La banque centrale britannique a été très occupée à reconcevoir l’architecture de ses données pour se conformer aux nouvelles régulations et à ses besoins d’évolutivité. Bank of England a déjà évalué sur ces données certains risques liés à l’impact du Brexit.

Après un premier hub dont le déploiement n’a pas été concluant, Bank of England s’est associée avec Cloudera pour relancer une deuxième plateforme basée sur des technologies open source. (Crédit : Eluveitie / Wikipedia)

Au cours des dernières années, Bank of England a radicalement modifié sa façon de collecter et d’analyser ses données en adoptant des technologies open source d’entreprise pour moderniser son infrastructure. Lors du Dataworks Summit, la semaine dernière à Barcelone, Adrian Waddy, responsable technique de la plateforme big data de la banque, et Nick Vaughan, expert en data analytics et modélisation, ont expliqué comment ils ont conçu cette nouvelle plateforme de données et ce qu’ils en ont tiré.

Lorsque Mark Carney a pris ses fonctions de gouverneur de Bank of England en 2013, il a commandé une étude indépendante de l’entreprise qui, une fois publiée, a souligné le besoin de mieux utiliser les données en les centralisant dans une plateforme. Bank of England est en effet responsable de 485 Md£ d’actifs. Et grâce à sa fonction de règlement brut en temps réel, elle traite en moyenne 650 Md£ de transactions par jour. Les équipes techniques effectuent des « stress tests » réguliers pour évaluer si la banque pourrait résister à divers chocs financiers.

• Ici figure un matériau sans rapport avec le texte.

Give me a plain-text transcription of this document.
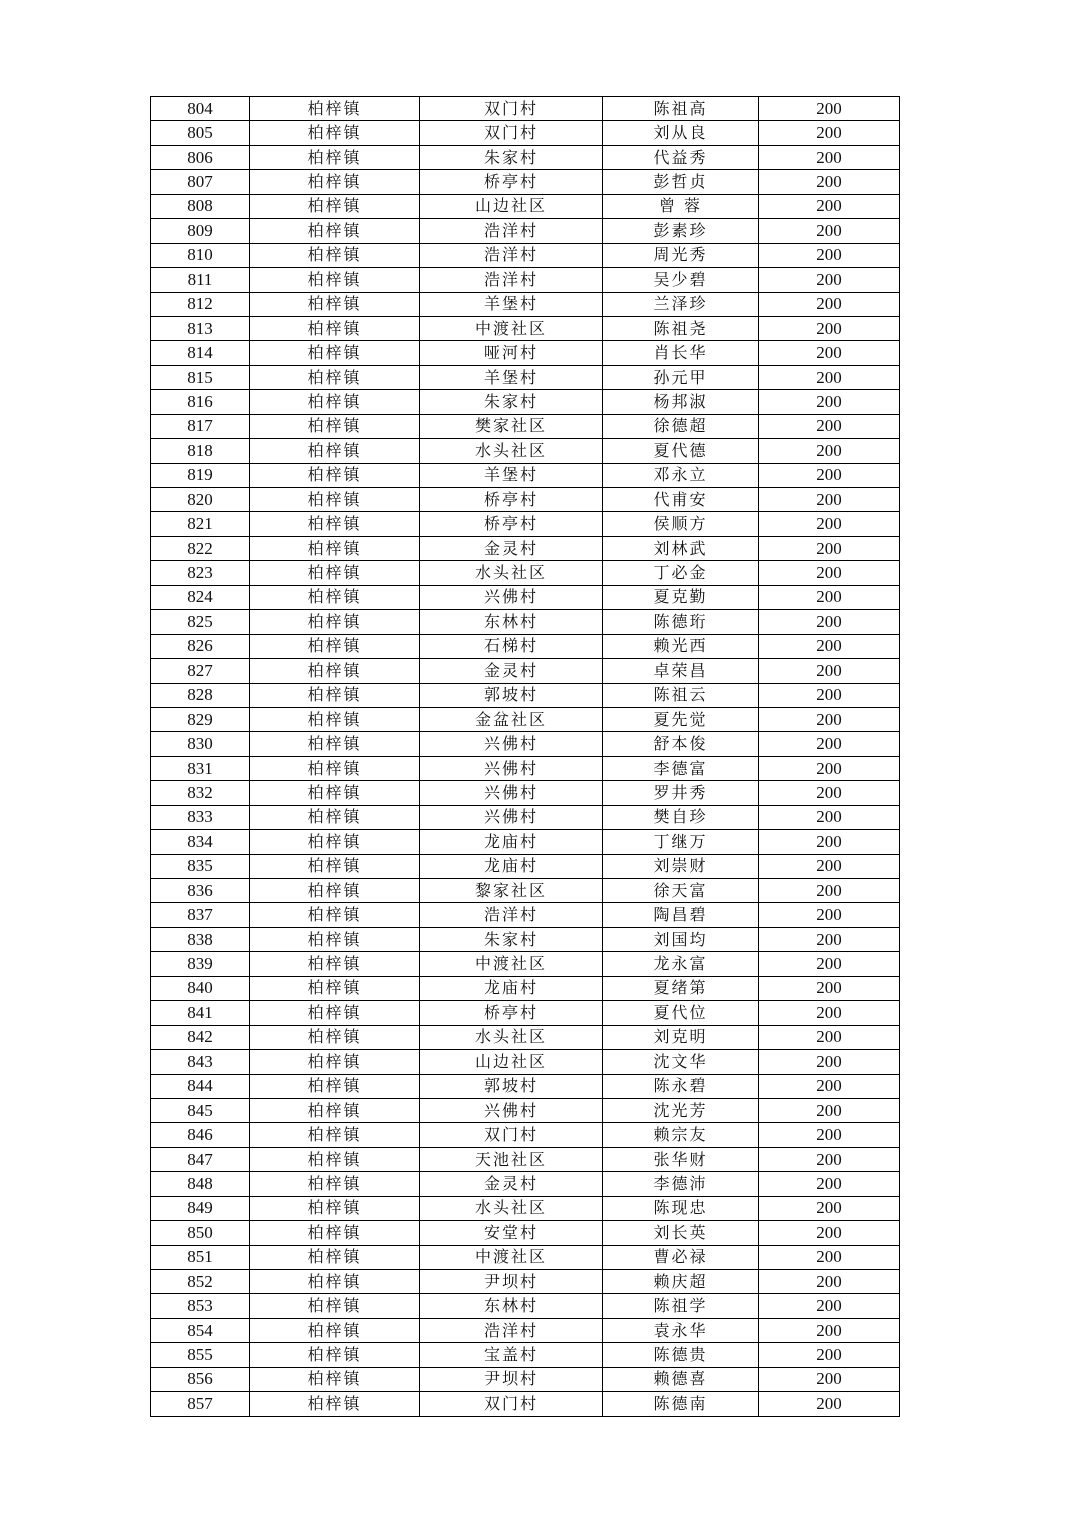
804	柏梓镇	双门村	陈祖高	200
805	柏梓镇	双门村	刘从良	200
806	柏梓镇	朱家村	代益秀	200
807	柏梓镇	桥亭村	彭哲贞	200
808	柏梓镇	山边社区	曾 蓉	200
809	柏梓镇	浩洋村	彭素珍	200
810	柏梓镇	浩洋村	周光秀	200
811	柏梓镇	浩洋村	吴少碧	200
812	柏梓镇	羊堡村	兰泽珍	200
813	柏梓镇	中渡社区	陈祖尧	200
814	柏梓镇	哑河村	肖长华	200
815	柏梓镇	羊堡村	孙元甲	200
816	柏梓镇	朱家村	杨邦淑	200
817	柏梓镇	樊家社区	徐德超	200
818	柏梓镇	水头社区	夏代德	200
819	柏梓镇	羊堡村	邓永立	200
820	柏梓镇	桥亭村	代甫安	200
821	柏梓镇	桥亭村	侯顺方	200
822	柏梓镇	金灵村	刘林武	200
823	柏梓镇	水头社区	丁必金	200
824	柏梓镇	兴佛村	夏克勤	200
825	柏梓镇	东林村	陈德珩	200
826	柏梓镇	石梯村	赖光西	200
827	柏梓镇	金灵村	卓荣昌	200
828	柏梓镇	郭坡村	陈祖云	200
829	柏梓镇	金盆社区	夏先觉	200
830	柏梓镇	兴佛村	舒本俊	200
831	柏梓镇	兴佛村	李德富	200
832	柏梓镇	兴佛村	罗井秀	200
833	柏梓镇	兴佛村	樊自珍	200
834	柏梓镇	龙庙村	丁继万	200
835	柏梓镇	龙庙村	刘崇财	200
836	柏梓镇	黎家社区	徐天富	200
837	柏梓镇	浩洋村	陶昌碧	200
838	柏梓镇	朱家村	刘国均	200
839	柏梓镇	中渡社区	龙永富	200
840	柏梓镇	龙庙村	夏绪第	200
841	柏梓镇	桥亭村	夏代位	200
842	柏梓镇	水头社区	刘克明	200
843	柏梓镇	山边社区	沈文华	200
844	柏梓镇	郭坡村	陈永碧	200
845	柏梓镇	兴佛村	沈光芳	200
846	柏梓镇	双门村	赖宗友	200
847	柏梓镇	天池社区	张华财	200
848	柏梓镇	金灵村	李德沛	200
849	柏梓镇	水头社区	陈现忠	200
850	柏梓镇	安堂村	刘长英	200
851	柏梓镇	中渡社区	曹必禄	200
852	柏梓镇	尹坝村	赖庆超	200
853	柏梓镇	东林村	陈祖学	200
854	柏梓镇	浩洋村	袁永华	200
855	柏梓镇	宝盖村	陈德贵	200
856	柏梓镇	尹坝村	赖德喜	200
857	柏梓镇	双门村	陈德南	200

Plus de 50 millions de transactions avec l’EMIR

Avec l’introduction du règlement EMIR (European market infrastructure regulation) en 2012, le département informatique de la banque a dû collecter encore plus de données et automatiser le reporting quand c’était possible. Ce qui l’a conduit à repenser son architecture en partant de zéro. A l’époque, l’établissement financier exploitait 128 systèmes d’analyse de données différents et devait gérer parallèlement les coûts générés par leur exploitation.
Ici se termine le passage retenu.